OECD'deki dostumuz Mehmet Öğütçü dün Paris'ten şu notu göndermiş:
"Fransız dostlarım bizi geçen akşam Seine Nehri üzerinde büyük bir gemide tango dans partisine davet ettiler. Son derece nezih bir gruptu. Arjantin, İtalyan, Fransız, İngiliz ve Amerikalı konukların çoğu tango meraklısı idiler.
Gecenin beni hem çok şaşırtan hem de sevindiren yönü hepsinin "guru"su olan tango hocasının bir Türk çıkması oldu: Metin Yazır.
Yozgat'ın bir köyünde çobanken yedi yaşında Almanya'ya gitmiş. Araba hırsızlığından sokak serseriliğine kadar her şeyi denemiş. Taa ki "Paris'te Son Tango" filmini seyredene kadar. Ve tangocu olmaya karar vermiş. Çok çalışmış. Şimdi "Tangonun anavatanı Arjantin, yavruvatanı Türkiye" dedirtecek bir şöhrete sahip. Dört günden fazla bir ülkede kalamıyor. ABD'de, Almanya, İtalya ve Fransa'da dans okullarında ders veriyor. Kadınların gösterdiği ilgiye ve tango performansına tanık oldum. Çok etkileyici idi.
Hele hele Onur Mete'nin "Günlerden Yaz" parçası eşliğinde üç kadın danscı ile aynı anda figürlerini sergilemeye başladığında koltuklarımız kabardı. Gözlerim daldı. Galiba tanıtım için yüzmilyonlarca dolar döküp sicilimizi temiz göstermeye çalışmak yerine böylesi değerlerimizi öne çıkarıp kendimizi onların aracılığı ile tanıtmak çok daha akıllıca olacak...

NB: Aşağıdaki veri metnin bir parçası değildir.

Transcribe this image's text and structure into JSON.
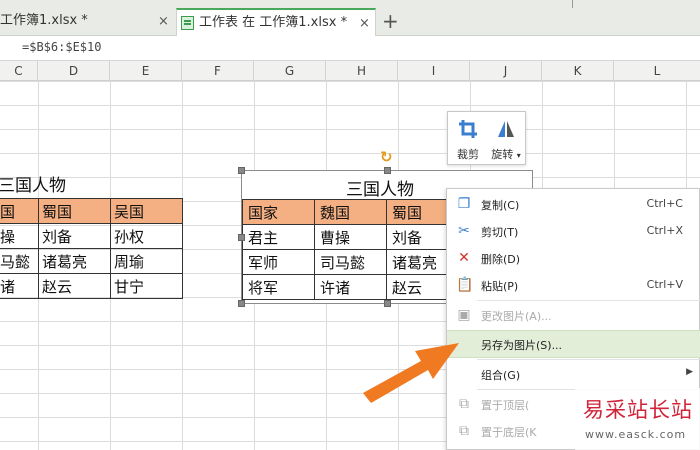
{
  "tabs": [
    {
      "label": "工作簿1.xlsx *",
      "close": "×"
    },
    {
      "label": "工作表 在 工作簿1.xlsx *",
      "close": "×"
    }
  ],
  "new_tab": "+",
  "formula": "=$B$6:$E$10",
  "columns": [
    "C",
    "D",
    "E",
    "F",
    "G",
    "H",
    "I",
    "J",
    "K",
    "L"
  ],
  "left_table": {
    "title": "三国人物",
    "rows": [
      [
        "国",
        "蜀国",
        "吴国"
      ],
      [
        "操",
        "刘备",
        "孙权"
      ],
      [
        "马懿",
        "诸葛亮",
        "周瑜"
      ],
      [
        "诸",
        "赵云",
        "甘宁"
      ]
    ],
    "header_color": "#f4b083"
  },
  "picture_table": {
    "title": "三国人物",
    "rows": [
      [
        "国家",
        "魏国",
        "蜀国"
      ],
      [
        "君主",
        "曹操",
        "刘备"
      ],
      [
        "军师",
        "司马懿",
        "诸葛亮"
      ],
      [
        "将军",
        "许诸",
        "赵云"
      ]
    ]
  },
  "mini_toolbar": {
    "crop": "裁剪",
    "rotate": "旋转",
    "rotate_caret": "▾"
  },
  "context_menu": {
    "copy": {
      "label": "复制(C)",
      "shortcut": "Ctrl+C"
    },
    "cut": {
      "label": "剪切(T)",
      "shortcut": "Ctrl+X"
    },
    "delete": {
      "label": "删除(D)"
    },
    "paste": {
      "label": "粘贴(P)",
      "shortcut": "Ctrl+V"
    },
    "change_picture": {
      "label": "更改图片(A)..."
    },
    "save_as_picture": {
      "label": "另存为图片(S)..."
    },
    "group": {
      "label": "组合(G)",
      "arrow": "▶"
    },
    "bring_to_top": {
      "label": "置于顶层("
    },
    "send_to_bottom": {
      "label": "置于底层(K"
    }
  },
  "watermark": {
    "brand": "易采站长站",
    "url": "www.easck.com"
  },
  "colors": {
    "accent_green": "#4aa85a",
    "arrow_orange": "#f07a22",
    "highlight": "#e3eed9"
  }
}
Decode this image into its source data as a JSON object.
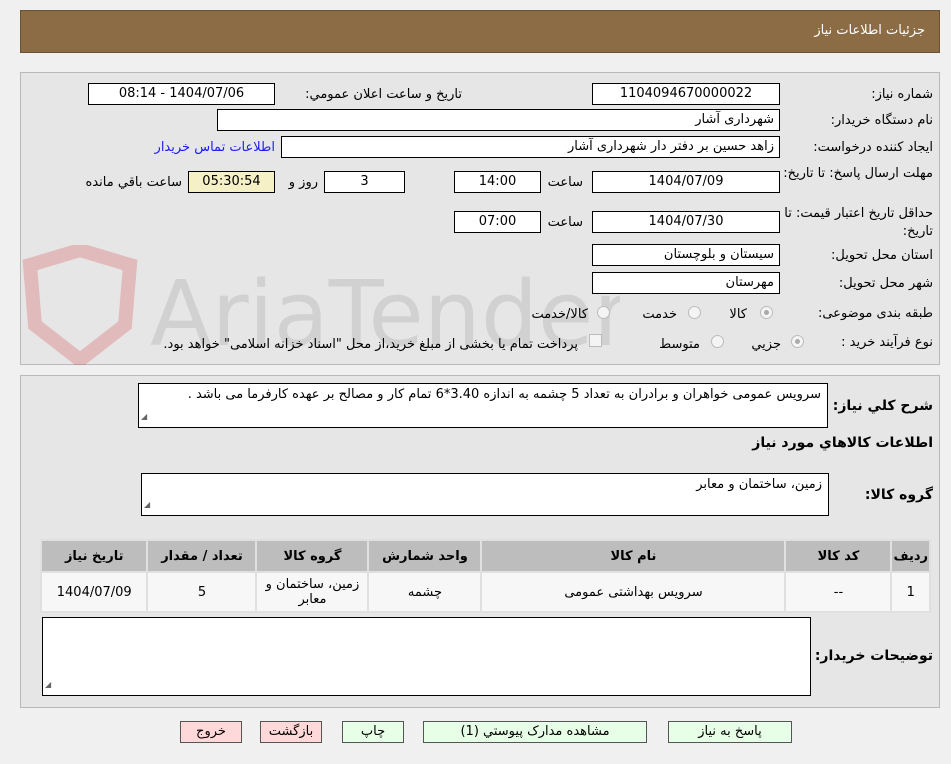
{
  "header": {
    "title": "جزئیات اطلاعات نیاز"
  },
  "form": {
    "need_number_label": "شماره نیاز:",
    "need_number": "1104094670000022",
    "announce_label": "تاریخ و ساعت اعلان عمومي:",
    "announce_value": "1404/07/06 - 08:14",
    "buyer_org_label": "نام دستگاه خریدار:",
    "buyer_org": "شهرداری آشار",
    "creator_label": "ایجاد کننده درخواست:",
    "creator": "زاهد حسین بر دفتر دار شهرداری آشار",
    "contact_link": "اطلاعات تماس خریدار",
    "deadline_label": "مهلت ارسال پاسخ: تا تاریخ:",
    "deadline_date": "1404/07/09",
    "time_label": "ساعت",
    "deadline_time": "14:00",
    "days": "3",
    "days_label": "روز و",
    "remaining": "05:30:54",
    "remaining_label": "ساعت باقي مانده",
    "validity_label": "حداقل تاریخ اعتبار قیمت: تا تاریخ:",
    "validity_date": "1404/07/30",
    "validity_time": "07:00",
    "province_label": "استان محل تحویل:",
    "province": "سیستان و بلوچستان",
    "city_label": "شهر محل تحویل:",
    "city": "مهرستان",
    "category_label": "طبقه بندی موضوعی:",
    "category_options": [
      "کالا",
      "خدمت",
      "کالا/خدمت"
    ],
    "process_label": "نوع فرآیند خرید :",
    "process_options": [
      "جزیي",
      "متوسط"
    ],
    "payment_note": "پرداخت تمام یا بخشی از مبلغ خرید،از محل \"اسناد خزانه اسلامی\" خواهد بود."
  },
  "details": {
    "desc_label": "شرح كلي نياز:",
    "desc": "سرویس عمومی خواهران و برادران به تعداد 5 چشمه به اندازه 3.40*6 تمام کار  و مصالح بر عهده کارفرما می باشد .",
    "goods_heading": "اطلاعات كالاهاي مورد نياز",
    "group_label": "گروه کالا:",
    "group": "زمین، ساختمان و معابر",
    "table": {
      "headers": [
        "ردیف",
        "کد کالا",
        "نام کالا",
        "واحد شمارش",
        "گروه کالا",
        "تعداد / مقدار",
        "تاریخ نیاز"
      ],
      "rows": [
        [
          "1",
          "--",
          "سرویس بهداشتی عمومی",
          "چشمه",
          "زمین، ساختمان و معابر",
          "5",
          "1404/07/09"
        ]
      ]
    },
    "notes_label": "توضیحات خریدار:"
  },
  "buttons": {
    "reply": "پاسخ به نیاز",
    "docs": "مشاهده مدارک پیوستي (1)",
    "print": "چاپ",
    "back": "بازگشت",
    "exit": "خروج"
  },
  "watermark": "AriaTender.net"
}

"Suçluların telaşı" içinde sürekli konuşan Mesut Yılmaz'a vatandaş önerisi:
"Sus. Susmadıkça sıra sana gelecek."
Bir vatandaş
Araştırmacı Kudret Emiroğlu'nun "Gündelik Hayatımızın Tarihi" adlı kitabından bir küçükbölüm:
(...)Rüşvet: Osmanlı tarihçisi Peçevi'nin (1574-1649) bildirdiğine göre, halk arasında Şemsi Paşa'nın "Padişaha rüşvet aldırdım ve bununla bu devletten Kızıl Ahmet Paşa'nın öcünü aldım!" deyişi çok yaygın bir sözdür... Osmanlıların 1461'de sona erdirdiği Candaroğlu Beyliği'nden gelen Şemsi Paşa, "Onlar bizim ocağımıza su döktükleri gibi ben de onların ocağını söndürecek bir başlangıç düzenledim" diyerek Padişah 3. Murad'a 40 bin altın rüşvet verdiği için sevinmekte, "Artık rüşvet almaktan geri duramazlar ve rüşvet ile devletleri tutunamaz" demektedir...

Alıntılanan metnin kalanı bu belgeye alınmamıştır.